Noise Reduction and Sharpening


Today’s Question: In the Detail section for Adobe Lightroom or Camera Raw what do you suggest for the different slider values for both reducing noise and sharpening the image?

Tim’s Quick Answer: As a general rule, the sharpening applied to the initial raw capture (not for final output) should be minimal, so that it is just enough to compensate for a loss of fine detail in the original capture. Noise reduction should generally be applied in moderation as well, to avoid reducing the sharpness and color accuracy of the image.

More Detail: In some respects, sharpening and noise reduction are performing opposite tasks, and so it is important to be careful not to get too aggressive with one at the detriment of the other.
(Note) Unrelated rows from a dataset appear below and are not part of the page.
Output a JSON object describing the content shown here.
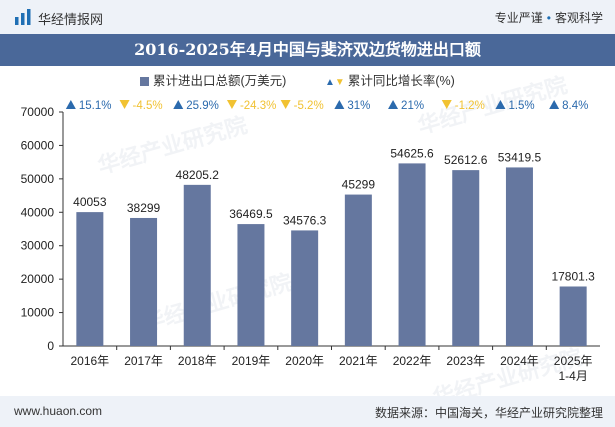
{
  "header": {
    "brand": "华经情报网",
    "slogan_left": "专业严谨",
    "slogan_separator": "•",
    "slogan_right": "客观科学"
  },
  "watermark": "华经产业研究院",
  "footer": {
    "url": "www.huaon.com",
    "source": "数据来源：中国海关，华经产业研究院整理"
  },
  "colors": {
    "bar": "#65779f",
    "growth_positive": "#2b6aad",
    "growth_negative": "#f1c232",
    "title_bg": "#4a6899"
  },
  "chart_data": {
    "type": "bar",
    "title": "2016-2025年4月中国与斐济双边货物进出口额",
    "legend_position": "top",
    "legend": {
      "series1": "累计进出口总额(万美元)",
      "series2": "累计同比增长率(%)"
    },
    "categories": [
      "2016年",
      "2017年",
      "2018年",
      "2019年",
      "2020年",
      "2021年",
      "2022年",
      "2023年",
      "2024年",
      "2025年\n1-4月"
    ],
    "series": [
      {
        "name": "累计进出口总额(万美元)",
        "values": [
          40053,
          38299,
          48205.2,
          36469.5,
          34576.3,
          45299,
          54625.6,
          52612.6,
          53419.5,
          17801.3
        ],
        "labels": [
          "40053",
          "38299",
          "48205.2",
          "36469.5",
          "34576.3",
          "45299",
          "54625.6",
          "52612.6",
          "53419.5",
          "17801.3"
        ]
      },
      {
        "name": "累计同比增长率(%)",
        "values": [
          15.1,
          -4.5,
          25.9,
          -24.3,
          -5.2,
          31,
          21,
          -1.2,
          1.5,
          8.4
        ],
        "labels": [
          "15.1%",
          "-4.5%",
          "25.9%",
          "-24.3%",
          "-5.2%",
          "31%",
          "21%",
          "-1.2%",
          "1.5%",
          "8.4%"
        ]
      }
    ],
    "ylim": [
      0,
      70000
    ],
    "yticks": [
      0,
      10000,
      20000,
      30000,
      40000,
      50000,
      60000,
      70000
    ],
    "ytick_labels": [
      "0",
      "10000",
      "20000",
      "30000",
      "40000",
      "50000",
      "60000",
      "70000"
    ],
    "grid": false
  }
}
For sharpening, the key settings are Amount and Radius. The Amount value controls the strength of the sharpening effect, and in Lightroom or Camera Raw I recommend keeping the value for Amount below about 75. Generally, a value somewhere between 25 and 50 will work well for most images.

For the Radius slider, you will generally want to use a value of 1.0 or lower. For images with significant fine detail you may want to use a lower value of around perhaps 0.6 to 0.9, using a slightly higher value for Amount to compensate. For images without much fine detail, you might want to use a higher value for Radius (perhaps as high as 2.0), but with a lower value for Amount to compensate for the larger size of the sharpening effect.

The Detail and Masking controls enable you to limit the sharpening to only the areas that contain detail and texture. Increasing the value for Detail will result in more enhancement of details in the photo. By contrast, increasing the value for Masking will enable you to focus the sharpening effect to only areas with texture, so that smooth areas of the photo will not be sharpened.

For noise reduction, the key settings are Luminance (for noise exhibited by variations in tonal values) and Color (for noise exhibited by variations in color values). The Luminance and Color sliders control the strength of the noise-reduction effect. Obviously you want to make sure you apply enough noise reduction to improve the appearance of the photo. It is important, however, not to use a value that is too high, as doing so can degrade image quality.

The Luminance slider is the more critical of these two, because increasing the value for Luminance to a high value will seriously degrade the texture and detail in a photo, adding what is essentially a blur effect. I try to limit the value for Luminance to around 10 or so, recognizing that this is a compromise when noise is significant in the photo.

You can be a little more aggressive with the Color slider, and I consider values up to around 60 or so to be safe in most cases. Going too high can result in some unwanted blending of colors in the photo, especially along edges where different colors meet.

For both the Luminance and Color noise reduction adjustments, I recommend using a rather low value for Detail. I try to keep this setting below about 25. When using a higher value for Detail you’ll want to make sure that you aren’t seeing individual pixels appearing that strongly contrast with surrounding areas, as this is a common side-effect of a value for Detail that is too high.

For Color noise reduction you can generally use a rather high value for Smoothness, which can help blend color variations left behind by color noise reduction, and greatly enhance the final effect. I often use a value of 80 or more for the Smoothness slider.

It is important to keep in mind that all of these settings will vary based on the content of the image you’re working on, your own preferences and priorities for the image, and other factors. Use the above information as a guide, and fine-tune as needed based on the individual image you’re working on at any given time.